'S Corporation' is explained in detail and with examples in the Corporate Finance edition of the Herold Financial Dictionary, which you can get from Amazon in Ebook or Paperback edition.
S Corporation refers to the Subchapter S Corporation type of company filing which measures up to certain requirements set by the IRS Internal Revenue Service. This status provides a corporation which possesses a hundred or fewer shareholders all of the advantages of incorporation while also keeping the benefits of only being tax treated like a partnership.
One of the many benefits to this type of incorporation is that it is able to pass all of the company income straight through to the shareholders, thus avoiding the problems of double taxation which are a real issue with shareholders of public companies. There are some particular requirements that must be met to enjoy these advantages. The firm must be domiciled as a domestic corporation. It cannot possess over a hundred shareholders, and it may only count a single class of stock.

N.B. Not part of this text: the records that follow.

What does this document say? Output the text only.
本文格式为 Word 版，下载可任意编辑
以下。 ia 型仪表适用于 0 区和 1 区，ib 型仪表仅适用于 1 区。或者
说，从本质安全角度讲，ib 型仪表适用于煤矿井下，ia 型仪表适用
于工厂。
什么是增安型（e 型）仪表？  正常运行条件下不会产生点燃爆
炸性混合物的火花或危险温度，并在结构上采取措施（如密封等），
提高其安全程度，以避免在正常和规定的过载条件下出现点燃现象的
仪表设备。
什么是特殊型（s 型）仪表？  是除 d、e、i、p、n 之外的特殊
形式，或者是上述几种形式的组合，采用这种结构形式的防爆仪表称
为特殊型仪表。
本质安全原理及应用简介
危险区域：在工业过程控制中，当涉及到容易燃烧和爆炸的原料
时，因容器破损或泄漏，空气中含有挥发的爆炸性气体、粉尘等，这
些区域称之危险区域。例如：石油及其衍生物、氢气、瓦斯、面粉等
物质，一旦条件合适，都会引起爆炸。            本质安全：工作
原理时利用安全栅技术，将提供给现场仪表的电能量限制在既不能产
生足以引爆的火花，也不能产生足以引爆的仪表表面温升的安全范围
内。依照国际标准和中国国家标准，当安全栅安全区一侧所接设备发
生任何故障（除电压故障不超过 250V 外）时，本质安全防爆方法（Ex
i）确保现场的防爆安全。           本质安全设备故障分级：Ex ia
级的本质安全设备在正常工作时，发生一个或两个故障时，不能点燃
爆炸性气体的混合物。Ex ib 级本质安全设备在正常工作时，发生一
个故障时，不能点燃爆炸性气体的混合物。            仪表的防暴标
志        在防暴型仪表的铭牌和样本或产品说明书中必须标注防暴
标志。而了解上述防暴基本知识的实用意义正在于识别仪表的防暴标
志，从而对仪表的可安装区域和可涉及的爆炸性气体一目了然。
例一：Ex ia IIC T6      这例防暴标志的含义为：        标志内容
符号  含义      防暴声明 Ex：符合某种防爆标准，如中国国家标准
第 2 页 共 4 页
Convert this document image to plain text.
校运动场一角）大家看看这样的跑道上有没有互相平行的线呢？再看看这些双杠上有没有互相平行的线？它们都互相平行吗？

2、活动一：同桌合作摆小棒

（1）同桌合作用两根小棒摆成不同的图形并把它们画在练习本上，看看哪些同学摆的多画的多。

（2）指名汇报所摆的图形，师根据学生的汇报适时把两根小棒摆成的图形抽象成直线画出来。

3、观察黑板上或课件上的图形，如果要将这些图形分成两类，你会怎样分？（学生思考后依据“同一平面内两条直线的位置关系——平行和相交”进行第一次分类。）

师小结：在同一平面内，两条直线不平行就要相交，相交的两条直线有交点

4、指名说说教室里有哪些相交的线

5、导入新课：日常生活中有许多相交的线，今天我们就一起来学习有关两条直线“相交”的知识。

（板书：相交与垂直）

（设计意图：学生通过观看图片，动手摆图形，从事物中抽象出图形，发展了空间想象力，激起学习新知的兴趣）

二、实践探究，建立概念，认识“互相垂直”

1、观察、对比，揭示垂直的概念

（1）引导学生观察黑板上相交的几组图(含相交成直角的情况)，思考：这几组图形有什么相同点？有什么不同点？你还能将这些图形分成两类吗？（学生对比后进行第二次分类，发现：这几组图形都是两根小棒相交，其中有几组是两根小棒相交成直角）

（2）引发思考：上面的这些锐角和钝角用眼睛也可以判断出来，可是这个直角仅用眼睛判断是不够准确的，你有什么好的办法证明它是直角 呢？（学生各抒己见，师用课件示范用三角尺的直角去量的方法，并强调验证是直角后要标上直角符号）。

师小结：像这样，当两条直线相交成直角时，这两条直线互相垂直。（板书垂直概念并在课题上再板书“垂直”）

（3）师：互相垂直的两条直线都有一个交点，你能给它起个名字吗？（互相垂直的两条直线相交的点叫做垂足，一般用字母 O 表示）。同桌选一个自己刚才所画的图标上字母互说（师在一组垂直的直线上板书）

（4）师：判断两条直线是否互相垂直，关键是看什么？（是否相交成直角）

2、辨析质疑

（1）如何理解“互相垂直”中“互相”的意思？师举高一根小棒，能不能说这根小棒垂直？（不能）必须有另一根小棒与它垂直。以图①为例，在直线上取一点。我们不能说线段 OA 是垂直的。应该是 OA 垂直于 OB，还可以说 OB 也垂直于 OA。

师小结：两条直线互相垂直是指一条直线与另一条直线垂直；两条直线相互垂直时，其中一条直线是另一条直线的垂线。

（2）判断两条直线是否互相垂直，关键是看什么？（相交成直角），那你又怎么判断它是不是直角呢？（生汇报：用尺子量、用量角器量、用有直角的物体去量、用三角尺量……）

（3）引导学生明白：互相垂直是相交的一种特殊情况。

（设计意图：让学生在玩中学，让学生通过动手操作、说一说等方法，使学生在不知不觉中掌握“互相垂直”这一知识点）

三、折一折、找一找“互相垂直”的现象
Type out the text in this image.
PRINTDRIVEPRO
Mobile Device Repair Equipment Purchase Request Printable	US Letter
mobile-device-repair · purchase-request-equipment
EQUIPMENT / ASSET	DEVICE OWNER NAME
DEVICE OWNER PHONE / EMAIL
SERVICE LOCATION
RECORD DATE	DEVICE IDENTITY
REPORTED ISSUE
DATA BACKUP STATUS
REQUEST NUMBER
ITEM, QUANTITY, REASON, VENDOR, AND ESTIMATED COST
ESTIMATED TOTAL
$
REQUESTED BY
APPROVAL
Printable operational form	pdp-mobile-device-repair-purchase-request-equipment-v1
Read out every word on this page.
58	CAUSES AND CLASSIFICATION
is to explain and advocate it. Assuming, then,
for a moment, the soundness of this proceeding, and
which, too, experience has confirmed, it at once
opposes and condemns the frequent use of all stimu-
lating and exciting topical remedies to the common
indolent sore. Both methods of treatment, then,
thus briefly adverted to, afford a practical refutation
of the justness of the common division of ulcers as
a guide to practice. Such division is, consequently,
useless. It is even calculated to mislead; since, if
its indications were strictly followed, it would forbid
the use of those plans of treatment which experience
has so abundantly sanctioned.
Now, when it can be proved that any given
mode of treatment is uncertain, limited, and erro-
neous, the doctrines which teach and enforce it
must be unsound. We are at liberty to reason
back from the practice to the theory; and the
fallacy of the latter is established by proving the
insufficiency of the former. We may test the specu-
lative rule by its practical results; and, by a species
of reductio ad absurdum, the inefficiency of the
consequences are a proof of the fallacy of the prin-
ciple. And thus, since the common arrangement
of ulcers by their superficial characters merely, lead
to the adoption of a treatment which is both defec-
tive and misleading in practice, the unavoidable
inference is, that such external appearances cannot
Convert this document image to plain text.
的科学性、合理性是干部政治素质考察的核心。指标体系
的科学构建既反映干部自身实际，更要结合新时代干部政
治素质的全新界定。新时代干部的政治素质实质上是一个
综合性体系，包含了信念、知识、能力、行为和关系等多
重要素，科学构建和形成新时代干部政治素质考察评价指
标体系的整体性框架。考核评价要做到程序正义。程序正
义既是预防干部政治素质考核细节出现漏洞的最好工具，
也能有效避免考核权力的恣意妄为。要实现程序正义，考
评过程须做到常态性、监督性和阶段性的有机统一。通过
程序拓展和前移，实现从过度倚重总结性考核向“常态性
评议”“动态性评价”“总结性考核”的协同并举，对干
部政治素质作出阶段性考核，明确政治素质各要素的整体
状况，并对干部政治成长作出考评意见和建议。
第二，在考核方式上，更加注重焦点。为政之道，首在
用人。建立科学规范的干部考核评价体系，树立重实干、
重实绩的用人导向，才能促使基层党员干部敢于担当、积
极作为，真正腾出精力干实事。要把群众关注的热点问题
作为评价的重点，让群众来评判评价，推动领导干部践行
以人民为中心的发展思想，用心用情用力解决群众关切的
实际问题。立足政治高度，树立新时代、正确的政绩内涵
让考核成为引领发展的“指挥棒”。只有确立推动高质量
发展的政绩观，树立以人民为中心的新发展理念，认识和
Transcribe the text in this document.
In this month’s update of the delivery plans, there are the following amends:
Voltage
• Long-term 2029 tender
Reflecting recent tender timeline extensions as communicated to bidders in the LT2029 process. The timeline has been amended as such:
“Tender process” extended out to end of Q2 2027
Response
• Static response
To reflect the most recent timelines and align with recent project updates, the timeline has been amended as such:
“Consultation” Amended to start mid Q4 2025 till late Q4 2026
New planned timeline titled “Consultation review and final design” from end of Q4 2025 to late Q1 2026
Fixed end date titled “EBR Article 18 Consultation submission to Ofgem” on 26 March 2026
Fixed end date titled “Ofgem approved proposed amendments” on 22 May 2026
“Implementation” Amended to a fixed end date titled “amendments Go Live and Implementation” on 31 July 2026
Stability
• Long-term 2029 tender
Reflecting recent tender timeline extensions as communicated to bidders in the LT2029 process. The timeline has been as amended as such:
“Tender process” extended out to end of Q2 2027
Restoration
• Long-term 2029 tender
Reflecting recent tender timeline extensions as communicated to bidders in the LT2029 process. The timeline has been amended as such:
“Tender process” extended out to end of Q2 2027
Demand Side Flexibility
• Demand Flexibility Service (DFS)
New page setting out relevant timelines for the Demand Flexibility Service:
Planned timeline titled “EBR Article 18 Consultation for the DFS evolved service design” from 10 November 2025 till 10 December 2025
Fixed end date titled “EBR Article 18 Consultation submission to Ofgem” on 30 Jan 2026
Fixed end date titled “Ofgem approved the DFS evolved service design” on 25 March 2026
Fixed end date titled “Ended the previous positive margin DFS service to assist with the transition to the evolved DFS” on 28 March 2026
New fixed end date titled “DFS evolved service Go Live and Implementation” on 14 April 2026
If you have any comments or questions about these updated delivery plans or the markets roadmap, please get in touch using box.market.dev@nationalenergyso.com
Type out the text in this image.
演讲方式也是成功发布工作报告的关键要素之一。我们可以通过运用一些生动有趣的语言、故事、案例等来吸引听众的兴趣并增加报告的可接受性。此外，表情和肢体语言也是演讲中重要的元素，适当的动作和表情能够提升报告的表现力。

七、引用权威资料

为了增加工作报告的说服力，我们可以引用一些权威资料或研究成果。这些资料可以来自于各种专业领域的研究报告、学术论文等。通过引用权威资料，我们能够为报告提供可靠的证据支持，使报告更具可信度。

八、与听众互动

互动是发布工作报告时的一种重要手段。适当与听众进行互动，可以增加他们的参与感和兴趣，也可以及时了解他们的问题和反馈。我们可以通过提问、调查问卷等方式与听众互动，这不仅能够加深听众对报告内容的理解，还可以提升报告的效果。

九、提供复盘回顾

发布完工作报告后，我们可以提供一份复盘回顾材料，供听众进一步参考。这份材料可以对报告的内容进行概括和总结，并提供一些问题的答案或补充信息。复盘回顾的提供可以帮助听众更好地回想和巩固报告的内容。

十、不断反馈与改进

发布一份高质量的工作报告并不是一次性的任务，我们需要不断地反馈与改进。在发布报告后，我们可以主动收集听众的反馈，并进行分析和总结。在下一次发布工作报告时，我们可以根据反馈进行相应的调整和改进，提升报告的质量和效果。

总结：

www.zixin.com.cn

Such S Corporations can pass all of their credits, deductions, losses, and any income straight through to the various shareholders. They may then report this loss or income directly via their own personal tax returns. It allows them to pay out their taxes at generally considerably lower individual income tax rates. There are some built in gains on which the S Corporation will pay the taxes at the corporate level, but these are few and far between.
These S Corporations have to be domestically headquartered firms whose shareholders are estates, certain kinds of trusts, and individuals. A corporation, partnership, or non-resident alien can never qualify for this category of shareholder. There are also some financial institutions, domestic international sales firms, and insurance outfits that are not allowed to incorporate as an S Corporation.
There are some significant advantages to establishing an S Corporation. It builds up real creditability with employees, possible customers, investors, and suppliers as it proves the owner is seriously committed to the firm. Employees may also be shareholders in the company, which allows them to enjoy company salaries while also receiving any corporate dividends and distributions which are tax-free as compared to the investment in the company. This is certainly beneficial for morale.
Paying out distributions in the form of dividends or salaries allows the owners to lower the self-employment tax liability at the same time as it creates wage and expense deductions for the firm. Since this S Corporation will not pay any federal taxes at company level, such losses can be utilized to offset other forms of income for the tax returns of the shareholders. It is always helpful to save money on the onerous American corporate income taxes, particularly for new firms. It is another benefit to these companies that the various interests within the corporation can be easily transferred without creating tax liability events and consequences. Complicated accounting rules do not create restrictions nor does the company have to adjust the basis of property either.
Yet there are also a few downsides to establishing a company as an S Corporation. The IRS closely examines any and all distribution payments made to shareholders in the forms of either dividends or salaries to make sure that they are really employees working in the firm. If wages become characterized as dividends, then the company will lose its compensation paid deduction. Should dividends be characterized as wages, then the company will pay a greater amount of employment taxes. It is also easy for mistakes to be made in the areas of notification, consent, election, filing requirements, or stock ownership requirements that lead to the S Corporation being untimely terminated. There is considerable money and time investment in such a corporate structuring as well.
The owner will have to begin by filling in and filing articles of incorporation to the Secretary of State, get a registered agent on board for the company, and pay any relevant fees and costs involved. Owners often have to pay yearly reporting fees and franchise taxes along with ongoing types of fees. These may be inexpensive, but they can still be deducted under the cost of doing business category. Even if the investors possess non-voting shares of stock in this form of corporate structuring, they will still get distribution and dividend rights.